Dann ging Eidgenosse Köppel Ende 2006 just dorthin, von wo er hergekommen war - zur Schweizer Weltwoche -, und es erschien ein sehr lesenswertes Porträt über ihn mit dem Titel Der Grenzgänger. Mit dem Grenzgängertum, so könnte man meinen, kennt sich Köppel aus.

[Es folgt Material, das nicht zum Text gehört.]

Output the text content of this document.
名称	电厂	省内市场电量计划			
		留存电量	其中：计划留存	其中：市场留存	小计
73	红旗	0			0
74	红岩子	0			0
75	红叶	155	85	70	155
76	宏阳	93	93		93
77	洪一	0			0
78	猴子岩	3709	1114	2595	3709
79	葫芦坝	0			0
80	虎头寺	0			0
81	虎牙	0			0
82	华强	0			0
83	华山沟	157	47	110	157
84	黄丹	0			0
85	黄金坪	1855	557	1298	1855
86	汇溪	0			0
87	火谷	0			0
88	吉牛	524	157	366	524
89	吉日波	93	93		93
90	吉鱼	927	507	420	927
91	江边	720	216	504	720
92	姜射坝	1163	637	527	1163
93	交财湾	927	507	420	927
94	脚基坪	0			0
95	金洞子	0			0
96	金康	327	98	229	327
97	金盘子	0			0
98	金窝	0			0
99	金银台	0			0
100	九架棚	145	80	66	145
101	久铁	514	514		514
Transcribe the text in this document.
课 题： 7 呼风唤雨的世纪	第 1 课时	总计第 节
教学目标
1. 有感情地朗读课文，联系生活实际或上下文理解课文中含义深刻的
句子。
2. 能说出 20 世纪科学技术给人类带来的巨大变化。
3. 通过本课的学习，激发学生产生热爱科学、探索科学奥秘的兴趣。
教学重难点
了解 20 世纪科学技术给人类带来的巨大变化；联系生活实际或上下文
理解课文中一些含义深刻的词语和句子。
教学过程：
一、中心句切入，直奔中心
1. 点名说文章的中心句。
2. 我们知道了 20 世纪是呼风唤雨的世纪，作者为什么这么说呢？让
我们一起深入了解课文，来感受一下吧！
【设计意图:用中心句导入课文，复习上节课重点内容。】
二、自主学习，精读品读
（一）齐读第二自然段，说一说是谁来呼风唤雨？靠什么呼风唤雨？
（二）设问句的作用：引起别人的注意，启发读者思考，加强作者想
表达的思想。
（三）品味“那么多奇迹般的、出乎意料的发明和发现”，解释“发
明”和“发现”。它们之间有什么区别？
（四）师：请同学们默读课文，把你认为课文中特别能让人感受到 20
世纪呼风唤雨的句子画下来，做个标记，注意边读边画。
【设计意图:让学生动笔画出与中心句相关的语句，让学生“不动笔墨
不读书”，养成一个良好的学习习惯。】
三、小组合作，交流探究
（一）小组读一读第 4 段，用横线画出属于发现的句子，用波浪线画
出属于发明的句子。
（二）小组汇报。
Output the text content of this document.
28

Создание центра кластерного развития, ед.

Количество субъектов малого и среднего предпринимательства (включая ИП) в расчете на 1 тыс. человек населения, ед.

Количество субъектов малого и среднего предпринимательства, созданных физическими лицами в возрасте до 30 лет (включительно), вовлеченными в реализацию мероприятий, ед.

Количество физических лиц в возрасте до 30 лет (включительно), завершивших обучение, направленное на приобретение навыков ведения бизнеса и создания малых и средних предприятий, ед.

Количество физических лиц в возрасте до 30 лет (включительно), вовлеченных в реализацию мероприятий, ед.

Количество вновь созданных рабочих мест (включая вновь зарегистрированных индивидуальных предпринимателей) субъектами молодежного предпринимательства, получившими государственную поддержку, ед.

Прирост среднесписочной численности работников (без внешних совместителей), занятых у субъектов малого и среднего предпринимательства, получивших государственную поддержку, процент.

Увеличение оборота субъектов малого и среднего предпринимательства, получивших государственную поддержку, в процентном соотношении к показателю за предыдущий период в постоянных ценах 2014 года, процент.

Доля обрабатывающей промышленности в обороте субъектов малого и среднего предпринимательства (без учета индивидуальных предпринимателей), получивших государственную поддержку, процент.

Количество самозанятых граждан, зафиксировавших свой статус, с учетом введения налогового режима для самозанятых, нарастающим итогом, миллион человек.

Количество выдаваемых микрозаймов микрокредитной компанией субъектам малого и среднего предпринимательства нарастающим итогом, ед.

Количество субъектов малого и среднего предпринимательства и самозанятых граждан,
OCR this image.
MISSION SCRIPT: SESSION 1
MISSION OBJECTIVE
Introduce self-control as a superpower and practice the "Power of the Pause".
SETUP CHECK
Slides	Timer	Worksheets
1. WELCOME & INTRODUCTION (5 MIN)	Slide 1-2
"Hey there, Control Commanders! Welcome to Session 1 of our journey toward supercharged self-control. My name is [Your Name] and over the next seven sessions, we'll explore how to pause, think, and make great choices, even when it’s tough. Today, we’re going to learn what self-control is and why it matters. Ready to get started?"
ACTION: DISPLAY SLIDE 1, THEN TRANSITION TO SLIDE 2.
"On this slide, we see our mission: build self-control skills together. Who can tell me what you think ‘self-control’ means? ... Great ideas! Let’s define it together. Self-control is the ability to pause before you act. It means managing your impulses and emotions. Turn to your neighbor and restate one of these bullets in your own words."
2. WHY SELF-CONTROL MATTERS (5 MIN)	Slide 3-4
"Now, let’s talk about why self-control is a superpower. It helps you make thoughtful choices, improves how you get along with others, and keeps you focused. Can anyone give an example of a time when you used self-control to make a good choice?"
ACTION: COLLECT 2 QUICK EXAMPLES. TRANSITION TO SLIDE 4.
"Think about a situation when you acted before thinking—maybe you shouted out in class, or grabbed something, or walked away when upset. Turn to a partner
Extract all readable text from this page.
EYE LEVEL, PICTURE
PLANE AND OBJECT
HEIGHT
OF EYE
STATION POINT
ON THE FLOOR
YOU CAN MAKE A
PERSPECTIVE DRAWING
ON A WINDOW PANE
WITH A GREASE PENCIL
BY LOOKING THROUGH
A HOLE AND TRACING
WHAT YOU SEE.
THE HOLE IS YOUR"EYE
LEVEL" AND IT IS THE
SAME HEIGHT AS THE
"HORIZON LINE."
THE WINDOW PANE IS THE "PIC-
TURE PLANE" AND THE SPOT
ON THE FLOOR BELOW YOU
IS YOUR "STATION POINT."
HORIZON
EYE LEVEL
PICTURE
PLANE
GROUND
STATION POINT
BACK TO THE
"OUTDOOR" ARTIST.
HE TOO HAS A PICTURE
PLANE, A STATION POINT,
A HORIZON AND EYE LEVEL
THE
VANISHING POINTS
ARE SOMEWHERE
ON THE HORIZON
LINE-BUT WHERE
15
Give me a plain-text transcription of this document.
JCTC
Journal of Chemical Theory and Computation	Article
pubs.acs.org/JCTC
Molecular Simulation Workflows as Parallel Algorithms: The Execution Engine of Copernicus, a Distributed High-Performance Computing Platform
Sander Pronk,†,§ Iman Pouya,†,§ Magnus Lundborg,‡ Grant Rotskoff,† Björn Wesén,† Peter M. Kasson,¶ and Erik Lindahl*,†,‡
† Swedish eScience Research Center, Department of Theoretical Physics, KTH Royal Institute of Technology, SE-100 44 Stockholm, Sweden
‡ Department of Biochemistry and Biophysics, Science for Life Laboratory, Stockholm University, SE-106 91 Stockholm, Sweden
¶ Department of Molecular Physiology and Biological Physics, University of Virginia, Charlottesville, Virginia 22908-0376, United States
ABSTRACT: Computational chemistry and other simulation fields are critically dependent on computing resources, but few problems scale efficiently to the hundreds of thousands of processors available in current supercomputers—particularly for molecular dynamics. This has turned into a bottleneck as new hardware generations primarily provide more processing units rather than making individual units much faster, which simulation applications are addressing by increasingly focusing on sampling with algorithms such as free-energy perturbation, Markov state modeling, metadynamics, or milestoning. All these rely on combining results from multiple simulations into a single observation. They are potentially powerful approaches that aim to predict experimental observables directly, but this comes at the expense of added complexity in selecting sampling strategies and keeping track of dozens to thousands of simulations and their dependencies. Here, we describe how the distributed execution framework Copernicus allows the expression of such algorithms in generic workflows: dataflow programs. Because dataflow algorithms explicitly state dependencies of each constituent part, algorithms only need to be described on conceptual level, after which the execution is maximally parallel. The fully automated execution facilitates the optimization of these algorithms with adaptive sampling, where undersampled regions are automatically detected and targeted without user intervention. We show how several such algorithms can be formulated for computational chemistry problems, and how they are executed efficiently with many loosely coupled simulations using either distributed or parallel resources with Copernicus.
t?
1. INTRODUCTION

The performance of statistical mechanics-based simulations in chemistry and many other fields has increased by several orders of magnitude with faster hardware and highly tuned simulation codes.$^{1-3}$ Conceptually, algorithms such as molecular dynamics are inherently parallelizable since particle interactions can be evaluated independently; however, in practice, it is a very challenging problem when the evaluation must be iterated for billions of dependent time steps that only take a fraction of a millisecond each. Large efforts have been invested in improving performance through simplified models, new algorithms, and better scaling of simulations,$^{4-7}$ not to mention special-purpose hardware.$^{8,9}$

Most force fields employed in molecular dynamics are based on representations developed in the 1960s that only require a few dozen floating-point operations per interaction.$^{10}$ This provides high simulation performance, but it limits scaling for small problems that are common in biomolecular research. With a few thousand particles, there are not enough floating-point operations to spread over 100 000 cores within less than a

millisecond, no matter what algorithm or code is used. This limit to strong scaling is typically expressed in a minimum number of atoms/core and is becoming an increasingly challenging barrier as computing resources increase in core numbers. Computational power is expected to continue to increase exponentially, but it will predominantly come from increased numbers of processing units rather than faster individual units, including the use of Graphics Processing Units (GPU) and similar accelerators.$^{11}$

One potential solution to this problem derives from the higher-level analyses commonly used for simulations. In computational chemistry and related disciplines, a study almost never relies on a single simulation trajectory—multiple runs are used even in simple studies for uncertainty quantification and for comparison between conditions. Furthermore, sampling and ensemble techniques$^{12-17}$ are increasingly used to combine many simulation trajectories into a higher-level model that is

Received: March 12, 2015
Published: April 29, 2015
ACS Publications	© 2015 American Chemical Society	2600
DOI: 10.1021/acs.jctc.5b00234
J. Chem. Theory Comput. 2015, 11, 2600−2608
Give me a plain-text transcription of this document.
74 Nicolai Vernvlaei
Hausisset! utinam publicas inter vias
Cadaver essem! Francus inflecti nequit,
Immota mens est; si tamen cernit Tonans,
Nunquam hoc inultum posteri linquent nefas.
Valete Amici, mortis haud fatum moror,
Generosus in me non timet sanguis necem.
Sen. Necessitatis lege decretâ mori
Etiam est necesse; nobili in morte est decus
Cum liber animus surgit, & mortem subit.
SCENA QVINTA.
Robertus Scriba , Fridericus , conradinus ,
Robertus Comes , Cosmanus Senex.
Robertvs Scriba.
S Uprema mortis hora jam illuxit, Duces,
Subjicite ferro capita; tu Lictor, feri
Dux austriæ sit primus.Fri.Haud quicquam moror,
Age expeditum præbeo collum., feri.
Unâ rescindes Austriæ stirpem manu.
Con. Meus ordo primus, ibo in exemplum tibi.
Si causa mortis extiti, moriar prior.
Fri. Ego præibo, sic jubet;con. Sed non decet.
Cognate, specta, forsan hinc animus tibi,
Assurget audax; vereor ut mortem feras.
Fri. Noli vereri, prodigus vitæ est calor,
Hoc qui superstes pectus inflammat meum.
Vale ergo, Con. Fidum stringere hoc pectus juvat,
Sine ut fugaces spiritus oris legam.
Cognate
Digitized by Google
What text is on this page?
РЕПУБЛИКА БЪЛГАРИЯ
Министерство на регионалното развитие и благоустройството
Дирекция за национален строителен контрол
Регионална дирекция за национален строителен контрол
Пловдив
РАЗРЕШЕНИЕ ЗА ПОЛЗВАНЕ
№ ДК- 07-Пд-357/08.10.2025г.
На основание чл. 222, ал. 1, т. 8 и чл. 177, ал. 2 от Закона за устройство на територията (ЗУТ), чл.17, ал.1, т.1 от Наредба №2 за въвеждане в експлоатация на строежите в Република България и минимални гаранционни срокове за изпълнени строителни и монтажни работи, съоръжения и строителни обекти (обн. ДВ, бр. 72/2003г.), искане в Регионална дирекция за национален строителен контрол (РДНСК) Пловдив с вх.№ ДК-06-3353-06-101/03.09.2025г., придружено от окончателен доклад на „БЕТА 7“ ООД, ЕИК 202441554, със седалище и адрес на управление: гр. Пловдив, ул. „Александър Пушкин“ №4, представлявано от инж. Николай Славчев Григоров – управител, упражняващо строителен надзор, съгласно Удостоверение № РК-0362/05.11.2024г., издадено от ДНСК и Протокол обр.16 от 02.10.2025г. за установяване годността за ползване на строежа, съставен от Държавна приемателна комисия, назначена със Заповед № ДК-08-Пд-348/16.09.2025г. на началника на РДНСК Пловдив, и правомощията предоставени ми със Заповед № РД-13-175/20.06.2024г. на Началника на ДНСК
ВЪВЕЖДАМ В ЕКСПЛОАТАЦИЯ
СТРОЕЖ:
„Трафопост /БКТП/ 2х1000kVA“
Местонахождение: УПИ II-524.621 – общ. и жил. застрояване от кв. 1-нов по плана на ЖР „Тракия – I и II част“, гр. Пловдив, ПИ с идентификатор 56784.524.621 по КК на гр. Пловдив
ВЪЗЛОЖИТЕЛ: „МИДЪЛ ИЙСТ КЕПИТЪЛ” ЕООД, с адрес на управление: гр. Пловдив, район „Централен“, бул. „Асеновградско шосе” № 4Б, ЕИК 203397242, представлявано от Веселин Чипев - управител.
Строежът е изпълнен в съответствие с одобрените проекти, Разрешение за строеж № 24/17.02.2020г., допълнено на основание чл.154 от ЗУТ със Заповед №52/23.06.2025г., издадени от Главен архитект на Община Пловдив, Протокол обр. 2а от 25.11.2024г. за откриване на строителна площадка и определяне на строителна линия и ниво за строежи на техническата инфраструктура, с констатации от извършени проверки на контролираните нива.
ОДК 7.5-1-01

Der Grenzgänger von heute läuft einfach vor dem deutschen Fiskus davon. Weil die Schweiz nah und ihr Bankgeheimnis legendär ist, schlummert viel deutsches, aber unversteuertes Geld auf den Konten von Credit Suisse, UBS und wie immer sie heißen. Bis zu 300 Milliarden Euro, so die Mittwochabend-Runde bei Frank Plasbergs Hart aber fair, könnten den Finanzämtern hierzulande nicht gemeldet worden sein. 300 Milliarden!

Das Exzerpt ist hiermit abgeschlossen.